Mlliyet Milliyet Blog Milliyet Blog
 
Facebook Connect
Blog Kategorileri
 

05 Şubat '11

 
Kategori
Gündelik Yaşam
 

Hıncal Uluç’u kınıyorum!

Hıncal Uluç’u kınıyorum!
 

Kaynak:olayhaber.com


Defne Joy Foster için bir yazı döşenmiş, resmen tabulardan girmiş, mahremden çıkmış bir yazı; okurken insan özellikle şu satırına takılıyor: “Bekar erkek benim küçük kuzenim, Sanem'in kardeşi Kerem..” !

Hımm…

Durum budur!

O bekar erkek Kerem olmasaydı, Defne su yolunda kırılan testiye benzetilir miydi?

Kerem bekar olmasaydı böyle hınç dolu bir yazı kaleme alınır mıydı?

Kerem 112 Acil’i arasaydı Defne yaşıyor olabilir miydi?

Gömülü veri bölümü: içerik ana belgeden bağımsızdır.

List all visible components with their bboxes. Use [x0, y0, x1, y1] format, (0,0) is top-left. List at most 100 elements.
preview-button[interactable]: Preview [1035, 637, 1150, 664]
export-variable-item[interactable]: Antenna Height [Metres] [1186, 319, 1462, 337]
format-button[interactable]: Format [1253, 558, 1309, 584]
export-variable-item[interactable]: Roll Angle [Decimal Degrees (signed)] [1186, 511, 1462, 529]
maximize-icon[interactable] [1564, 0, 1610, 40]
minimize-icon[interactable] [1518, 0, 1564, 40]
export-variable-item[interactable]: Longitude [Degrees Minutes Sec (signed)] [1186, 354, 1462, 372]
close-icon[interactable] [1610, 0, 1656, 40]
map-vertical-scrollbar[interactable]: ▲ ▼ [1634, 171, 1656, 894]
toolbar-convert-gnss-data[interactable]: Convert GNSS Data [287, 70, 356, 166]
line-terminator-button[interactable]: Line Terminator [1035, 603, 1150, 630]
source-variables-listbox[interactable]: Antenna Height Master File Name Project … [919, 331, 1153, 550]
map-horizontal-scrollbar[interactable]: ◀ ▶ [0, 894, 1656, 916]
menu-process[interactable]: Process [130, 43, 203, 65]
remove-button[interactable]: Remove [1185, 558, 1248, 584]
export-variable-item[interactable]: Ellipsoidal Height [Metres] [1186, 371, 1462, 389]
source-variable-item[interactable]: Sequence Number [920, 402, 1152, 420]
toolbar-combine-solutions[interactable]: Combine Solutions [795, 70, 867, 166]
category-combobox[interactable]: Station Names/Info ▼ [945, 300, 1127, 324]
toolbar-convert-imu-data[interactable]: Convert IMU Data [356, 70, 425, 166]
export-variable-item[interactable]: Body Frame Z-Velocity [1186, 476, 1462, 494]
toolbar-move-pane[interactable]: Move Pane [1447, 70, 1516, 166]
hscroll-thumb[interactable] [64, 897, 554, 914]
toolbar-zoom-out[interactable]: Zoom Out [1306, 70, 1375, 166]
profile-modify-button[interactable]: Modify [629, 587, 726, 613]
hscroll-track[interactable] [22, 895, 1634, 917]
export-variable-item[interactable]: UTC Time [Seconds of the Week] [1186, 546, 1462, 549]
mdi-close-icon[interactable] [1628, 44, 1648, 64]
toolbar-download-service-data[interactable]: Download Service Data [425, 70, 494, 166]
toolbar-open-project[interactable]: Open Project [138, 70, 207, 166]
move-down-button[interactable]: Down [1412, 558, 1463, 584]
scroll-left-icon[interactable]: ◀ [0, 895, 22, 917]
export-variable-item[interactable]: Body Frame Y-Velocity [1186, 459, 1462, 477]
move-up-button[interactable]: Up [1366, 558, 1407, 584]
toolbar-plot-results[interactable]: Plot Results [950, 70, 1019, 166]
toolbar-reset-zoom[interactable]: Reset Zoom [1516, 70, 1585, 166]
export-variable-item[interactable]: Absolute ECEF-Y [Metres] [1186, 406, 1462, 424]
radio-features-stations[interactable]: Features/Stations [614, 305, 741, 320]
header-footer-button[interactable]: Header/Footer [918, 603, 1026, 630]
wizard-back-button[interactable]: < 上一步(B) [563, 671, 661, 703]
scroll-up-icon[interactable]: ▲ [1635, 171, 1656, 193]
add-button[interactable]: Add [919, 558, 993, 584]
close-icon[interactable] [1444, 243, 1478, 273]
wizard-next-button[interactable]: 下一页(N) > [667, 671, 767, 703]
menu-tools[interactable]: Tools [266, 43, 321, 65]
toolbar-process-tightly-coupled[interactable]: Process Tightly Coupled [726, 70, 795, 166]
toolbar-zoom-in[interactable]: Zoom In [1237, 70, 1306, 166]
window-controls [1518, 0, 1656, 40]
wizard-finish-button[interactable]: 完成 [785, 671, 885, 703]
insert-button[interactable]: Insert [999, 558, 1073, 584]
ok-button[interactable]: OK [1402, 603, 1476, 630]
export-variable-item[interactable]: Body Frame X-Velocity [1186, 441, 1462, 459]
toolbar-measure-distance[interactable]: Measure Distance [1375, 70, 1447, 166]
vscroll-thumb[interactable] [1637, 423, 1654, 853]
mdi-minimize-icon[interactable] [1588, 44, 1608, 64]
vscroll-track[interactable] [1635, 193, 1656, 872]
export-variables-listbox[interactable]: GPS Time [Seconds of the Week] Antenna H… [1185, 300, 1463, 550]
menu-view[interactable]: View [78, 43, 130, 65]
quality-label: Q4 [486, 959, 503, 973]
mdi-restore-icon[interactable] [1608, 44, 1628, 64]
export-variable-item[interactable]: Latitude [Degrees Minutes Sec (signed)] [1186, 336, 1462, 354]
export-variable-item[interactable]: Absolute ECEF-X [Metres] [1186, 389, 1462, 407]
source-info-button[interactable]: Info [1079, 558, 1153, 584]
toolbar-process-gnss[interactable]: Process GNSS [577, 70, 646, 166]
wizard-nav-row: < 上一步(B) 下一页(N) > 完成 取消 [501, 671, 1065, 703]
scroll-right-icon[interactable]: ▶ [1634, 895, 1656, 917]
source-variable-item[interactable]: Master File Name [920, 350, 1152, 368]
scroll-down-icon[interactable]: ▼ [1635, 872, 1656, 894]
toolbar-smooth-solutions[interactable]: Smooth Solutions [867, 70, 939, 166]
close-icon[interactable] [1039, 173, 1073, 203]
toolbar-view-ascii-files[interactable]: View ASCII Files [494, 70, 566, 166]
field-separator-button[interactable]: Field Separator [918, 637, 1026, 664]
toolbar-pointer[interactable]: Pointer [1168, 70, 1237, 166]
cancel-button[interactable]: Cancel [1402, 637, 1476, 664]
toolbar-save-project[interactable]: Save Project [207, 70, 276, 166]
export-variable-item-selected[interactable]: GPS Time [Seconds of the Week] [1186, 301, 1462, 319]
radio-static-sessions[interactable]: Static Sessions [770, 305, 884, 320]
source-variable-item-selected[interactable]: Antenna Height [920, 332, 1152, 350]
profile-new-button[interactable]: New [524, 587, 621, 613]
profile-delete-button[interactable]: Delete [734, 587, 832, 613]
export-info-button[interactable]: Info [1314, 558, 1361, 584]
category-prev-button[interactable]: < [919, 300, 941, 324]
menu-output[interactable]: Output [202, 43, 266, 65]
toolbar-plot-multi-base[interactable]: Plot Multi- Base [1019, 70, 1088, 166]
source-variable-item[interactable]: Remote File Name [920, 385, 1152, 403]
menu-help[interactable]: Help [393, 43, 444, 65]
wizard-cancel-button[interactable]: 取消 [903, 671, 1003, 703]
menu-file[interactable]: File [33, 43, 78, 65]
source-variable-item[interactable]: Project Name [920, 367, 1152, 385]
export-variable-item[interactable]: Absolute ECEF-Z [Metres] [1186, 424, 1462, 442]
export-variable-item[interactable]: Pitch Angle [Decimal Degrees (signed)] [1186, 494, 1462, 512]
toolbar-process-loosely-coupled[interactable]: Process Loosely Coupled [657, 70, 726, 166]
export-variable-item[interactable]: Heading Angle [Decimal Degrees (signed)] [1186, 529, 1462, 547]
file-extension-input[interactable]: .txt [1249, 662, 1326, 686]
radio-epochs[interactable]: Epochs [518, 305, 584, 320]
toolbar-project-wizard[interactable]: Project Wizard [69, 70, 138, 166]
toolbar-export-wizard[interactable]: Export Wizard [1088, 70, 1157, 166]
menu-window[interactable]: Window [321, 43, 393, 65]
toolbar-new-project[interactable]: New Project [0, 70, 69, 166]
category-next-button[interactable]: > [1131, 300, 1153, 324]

Hah işte, en insancıl soru buyken, birini savunurken diğerinin ölmüş bedenini bir kez daha taş ile ezmenin, söz ile zedelemenin, önyargı ile kirletmenin anlamı var mıdır?

Kerem böyle savunulmaz!

Böyle savunmaya kalkışılırsa “Neden 112’yi aramadı diye sorarlar!”

Su testisi su yolunda kırılırken, durduk yerde kırılmaz ya! Ayağına takılan taşın, bacağına dolaşan otun hiç mi suçu yoktur da, kırılan testiye yüklenirsiniz!

Ki, o testi kırılırken hiç biriniz yanında değildiniz!

******

Birilerini savunmak adına bir başkasını yerin altına sokma durumunu hiç sevemedim!

Birilerini basamak olarak kullanıp yükselenleri de…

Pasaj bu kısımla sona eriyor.